Un ex-soldat écope quatre ans de prison pour un complot contre un bureau fédéral

CALGARY - Un ancien soldat qui planifiait attaquer un bureau du ministère des Anciens Combattants, à Calgary, écope de quatre ans de prison.

Glen Gieschen, âgé de 45 ans, a déjà purgé 18 mois, qui seront retranchés de la peine.

Il avait plaidé coupable en novembre à des accusations de possession d'une arme à feu, de possession d'une arme prohibée et de possession d'une arme.

Le juge Sean Dunnigan a déclaré que les crimes de l'ancien soldat étaient «effrayants par leur planification complexe». Mais le magistrat a aussi dit croire aux remords exprimés par l'accusé.

Lors de l'arrestation de Glen Gieschen en janvier 2014, la police a découvert des armes à feu, des vêtements pare-balles, des éléments pouvant constituer le matériel pour construire une bombe, le plan détaillé d'un gratte-ciel du centre-ville de Calgary et un document détaillant un projet d'attaque contre les bureaux fédéraux au septième étage.

Selon ce qui a été dit en cour, Gieschen en avait contre le ministère relativement à ses problèmes de santé.

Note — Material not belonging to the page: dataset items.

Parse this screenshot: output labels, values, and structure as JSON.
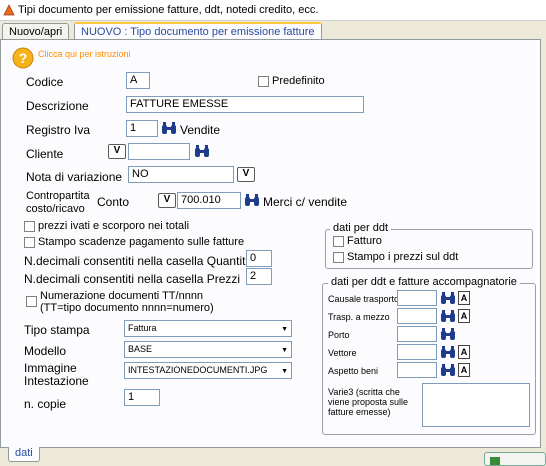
{
  "window": {
    "title": "Tipi documento per emissione fatture, ddt, notedi credito, ecc."
  },
  "tabs": [
    {
      "label": "Nuovo/apri"
    },
    {
      "label": "NUOVO : Tipo documento per emissione fatture"
    }
  ],
  "help": {
    "text": "Clicca qui per istruzioni"
  },
  "form": {
    "codice": {
      "label": "Codice",
      "value": "A"
    },
    "predefinito": {
      "label": "Predefinito",
      "checked": false
    },
    "descrizione": {
      "label": "Descrizione",
      "value": "FATTURE EMESSE"
    },
    "registro_iva": {
      "label": "Registro Iva",
      "value": "1",
      "desc": "Vendite"
    },
    "cliente": {
      "label": "Cliente",
      "btn": "V",
      "value": ""
    },
    "nota_variazione": {
      "label": "Nota di variazione",
      "value": "NO",
      "btn": "V"
    },
    "contropartita": {
      "label_line1": "Contropartita",
      "label_line2": "costo/ricavo",
      "conto_label": "Conto",
      "btn": "V",
      "value": "700.010",
      "desc": "Merci c/ vendite"
    },
    "prezzi_ivati": {
      "label": "prezzi ivati e scorporo nei totali",
      "checked": false
    },
    "stampo_scadenze": {
      "label": "Stampo scadenze pagamento sulle fatture",
      "checked": false
    },
    "decimali_quantita": {
      "label": "N.decimali consentiti nella casella Quantità",
      "value": "0"
    },
    "decimali_prezzi": {
      "label": "N.decimali consentiti nella casella Prezzi",
      "value": "2"
    },
    "numerazione": {
      "label_line1": "Numerazione documenti TT/nnnn",
      "label_line2": "(TT=tipo documento nnnn=numero)",
      "checked": false
    },
    "tipo_stampa": {
      "label": "Tipo stampa",
      "value": "Fattura"
    },
    "modello": {
      "label": "Modello",
      "value": "BASE"
    },
    "immagine": {
      "label_line1": "Immagine",
      "label_line2": "Intestazione",
      "value": "INTESTAZIONEDOCUMENTI.JPG"
    },
    "n_copie": {
      "label": "n. copie",
      "value": "1"
    }
  },
  "ddt_group": {
    "title": "dati per ddt",
    "fatturo": {
      "label": "Fatturo",
      "checked": false
    },
    "stampo_prezzi": {
      "label": "Stampo i prezzi sul ddt",
      "checked": false
    }
  },
  "accomp_group": {
    "title": "dati per ddt e fatture accompagnatorie",
    "causale": {
      "label": "Causale trasporto",
      "value": "",
      "abtn": "A"
    },
    "trasporto": {
      "label": "Trasp. a mezzo",
      "value": "",
      "abtn": "A"
    },
    "porto": {
      "label": "Porto",
      "value": ""
    },
    "vettore": {
      "label": "Vettore",
      "value": "",
      "abtn": "A"
    },
    "aspetto": {
      "label": "Aspetto beni",
      "value": "",
      "abtn": "A"
    },
    "varie3": {
      "label": "Varie3 (scritta che viene proposta sulle fatture emesse)",
      "value": ""
    }
  },
  "bottom_tabs": [
    {
      "label": "dati"
    }
  ],
  "colors": {
    "tab_active_border": "#ffc83c",
    "help_text": "#ff8c00",
    "panel_bg": "#fcfcfe",
    "window_bg": "#ece9d8"
  }
}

Il aurait jugé que la sclérose en plaques dont il souffrait avait été causée par un vaccin contre la grippe reçu alors qu'il était dans l'armée, et déploré le manque de prestations d'invalidité auxquelles il avait droit.

Il a été arrêté après que son épouse eut appelé la police, craignant qu'il puisse avoir des idées suicidaires. Il a été hospitalisé pour des traitements en vertu de la loi sur la santé mentale.

Lors de son arrestation à la maison de ses parents, dans un secteur rural à l'ouest de Calgary, Gieschen portait des pantalons de camouflage et dormait avec un sac de l'armée près de sa tête, contenant une arme de poing semi-automatique.

La police avait aussi découvert une quantité importante de munitions, de la poudre noire, un masque à gaz, des bidons contenant des produits chimiques et des jumelles de vision nocturne.

Lors de l'audience sur la peine, Gieschen a affirmé au juge qu'il prenait la responsabilité pour ses actions «irresponsables».